Réformer la décision entreprise en toutes ses dispositions,

Statuant de nouveau :

- débouter M. [L] [E], l'IGESA et la Mutuelle MGEFI de toutes leurs demandes et prétentions à l'encontre de la Société Centre de Parachutisme et de son assureur la Compagnie XL Insurance Company SE venant aux droits d'AXA CS,

- ordonner le remboursement des sommes versées au titre de l'exécution provisoire,

À titre subsidiaire,

Si, par impossible, la Cour confirmait le jugement entrepris en ce qu'il est entré en voie de condamnation à l'encontre de l'IGESA, puis a condamné les appelants à relever et garantir cet organisme,

- réduire à de plus juste proportion, conformément aux évaluations des concluants, les indemnisations allouées à M. [L] [E] à savoir :

A/ Les préjudices temporaires

' déficit fonctionnel temporaire, total (11 jours) et partiel (302 jours) : 2.430 €.

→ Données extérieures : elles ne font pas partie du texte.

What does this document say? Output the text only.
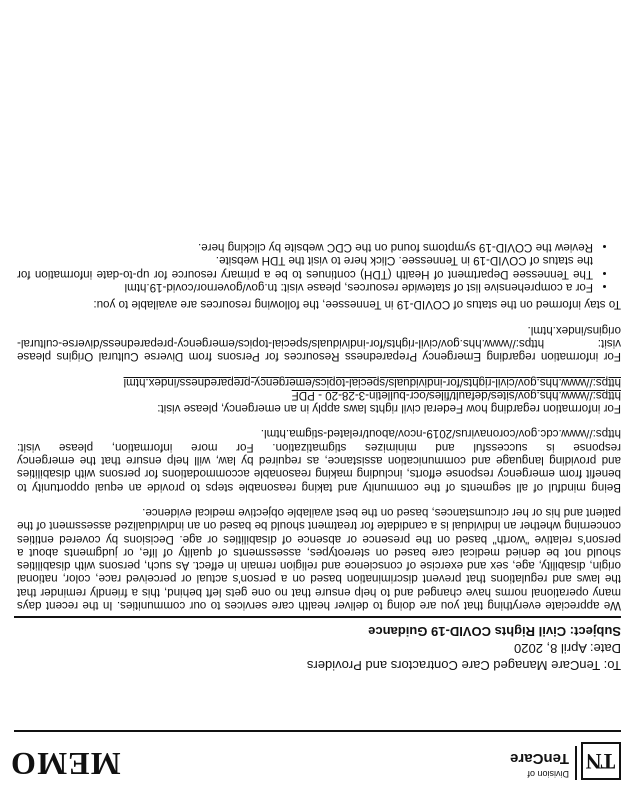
TN
Division of
TenCare
MEMO
To: TenCare Managed Care Contractors and Providers
Date: April 8, 2020
Subject: Civil Rights COVID-19 Guidance

We appreciate everything that you are doing to deliver health care services to our communities. In the recent days many operational norms have changed and to help ensure that no one gets left behind, this a friendly reminder that the laws and regulations that prevent discrimination based on a person's actual or perceived race, color, national origin, disability, age, sex and exercise of conscience and religion remain in effect. As such, persons with disabilities should not be denied medical care based on stereotypes, assessments of quality of life, or judgments about a person's relative "worth" based on the presence or absence of disabilities or age. Decisions by covered entities concerning whether an individual is a candidate for treatment should be based on an individualized assessment of the patient and his or her circumstances, based on the best available objective medical evidence.

Being mindful of all segments of the community and taking reasonable steps to provide an equal opportunity to benefit from emergency response efforts, including making reasonable accommodations for persons with disabilities and providing language and communication assistance, as required by law, will help ensure that the emergency response is successful and minimizes stigmatization. For more information, please visit: https://www.cdc.gov/coronavirus/2019-ncov/about/related-stigma.html.

For information regarding how Federal civil rights laws apply in an emergency, please visit:
https://www.hhs.gov/sites/default/files/ocr-bulletin-3-28-20 - PDF
https://www.hhs.gov/civil-rights/for-individuals/special-topics/emergency-preparedness/index.html

For information regarding Emergency Preparedness Resources for Persons from Diverse Cultural Origins please visit: https://www.hhs.gov/civil-rights/for-individuals/special-topics/emergency-preparedness/diverse-cultural-origins/index.html.

To stay informed on the status of COVID-19 in Tennessee, the following resources are available to you:

• For a comprehensive list of statewide resources, please visit: tn.gov/governor/covid-19.html
• The Tennessee Department of Health (TDH) continues to be a primary resource for up-to-date information for the status of COVID-19 in Tennessee. Click here to visit the TDH website.
• Review the COVID-19 symptoms found on the CDC website by clicking here.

Pour les 11 jours de DFTT :165 €

Pour les 302 jours de DFTP (50%) : 2.265 €

' Souffrances endurées : rejet

B/ Les préjudices permanents

' Le déficit fonctionnel permanent (21%) : 48.300 €.

' Le préjudice d'agrément : 4.000 €.

' incidence professionnelle : rejet

Sous déduction de la somme de 9.660 € versée par la MAIF, assureur de l'IGESA à M. [L] [E] et des sommes des sommes versées au titre de l'exécution provisoire,

- condamner tout succombant à verser à Compagnie XL Insurance Company SE à une indemnité de 4.000 € en application de l'article 700 du code de procédure civile,

- les condamner enfin en tous les dépens de la présente instance, dont distraction au profit de Maître Claire Le Barazer, avocat postulant pour ceux dont celui-ci aura pu faire l'avance, conformément à l'article 699 du code de procédure civile.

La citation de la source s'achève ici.